Who is "Marcelin", you might well ask, and why on earth would he "return" ? Briefly: almost one hundred years ago, in 1907, Marcelin Albert was the leader of the peasant revolt in the winemaking region of the Midi. Over one million farmers demonstrated against imports of wine (hey; globalization already !) and fraud (plus ca change ...). Marcelin called for mass civil disobedience, including a general tax strike. The entire region sided with him - even an artillery regiment sent to break up the demonstrators joined them instead. After its victory, the winemakers' revolt (la révolte des vignerons) took its rightful place in the collective memory of the inhabitants of southern France. More recently, during the wine troubles in 1976 at Montredon-des-Corbières (in the Aude), a riot policeman and a peasant were killed during ferocious demonstrations, during which participants brandished signs reading "Marcelin, where are you ?". (Note that such fatalities are extremely rare in France, which is far from being a violent society.)

These latter events gave birth to a song by a village schoolteacher-cum-songsmith, Claude Marti. Written in 1976 in the occitan language, his immensely popular E tu, mon vilatge ("And you, my village") is still being sung today in the South of France: both around campfires on the eve of demonstrations and in chartered buses moving demonstrators to major cities, including Paris. An excerpt:

Podètz cantar, cigalas !
Si lo vin va mal,
Sus nostra tèrra blanca
Marcelin tornarà.

Sing you may, cicadas !
If wine is in trouble,
To our white land
Marcelin shall return.

While seemingly innocuous media catchphrases such as la France gronde and le temps se couvre can and do resonate in the consciousness of many French men and women, the stark and uncompromising Marcelin tornarà may well sum up the situation more accurately, if Amerloque's recent experiences around France are any guide. Wine - along with many other sectors in agriculture, industry and services - is indeed in trouble.

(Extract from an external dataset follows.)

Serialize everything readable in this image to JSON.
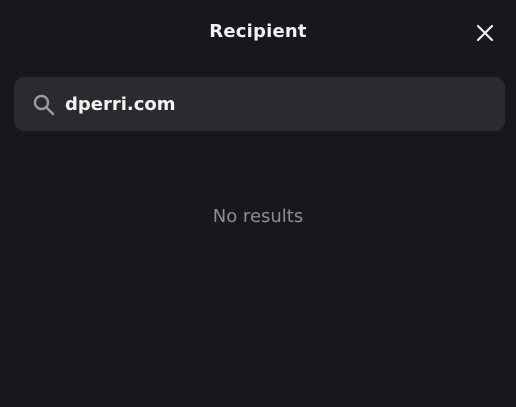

Last week the government sent highly-trained antiterrorist military forces in against ... unarmed unionized strikers. Well, it was in Corsica, not the metropole, and they had hijacked a ferry, after all ... Did seeing the soldiers abseiling from helicopters onto the deck of the ship resonate negatively in the hearts and minds of many French TV viewers ? For those fed up with what are perceived as endless union antics, no. For those who are fed up and suffering and seeking to forge and drive another nail into the coffin of the Villepin government, yes.

Tomorrow, Tuesday, is a national day of strikes and demonstrations against the current government and its policies. The keen observer might seen a sign or two referring to "Marcelin". If there are many, it is a portent of events to come.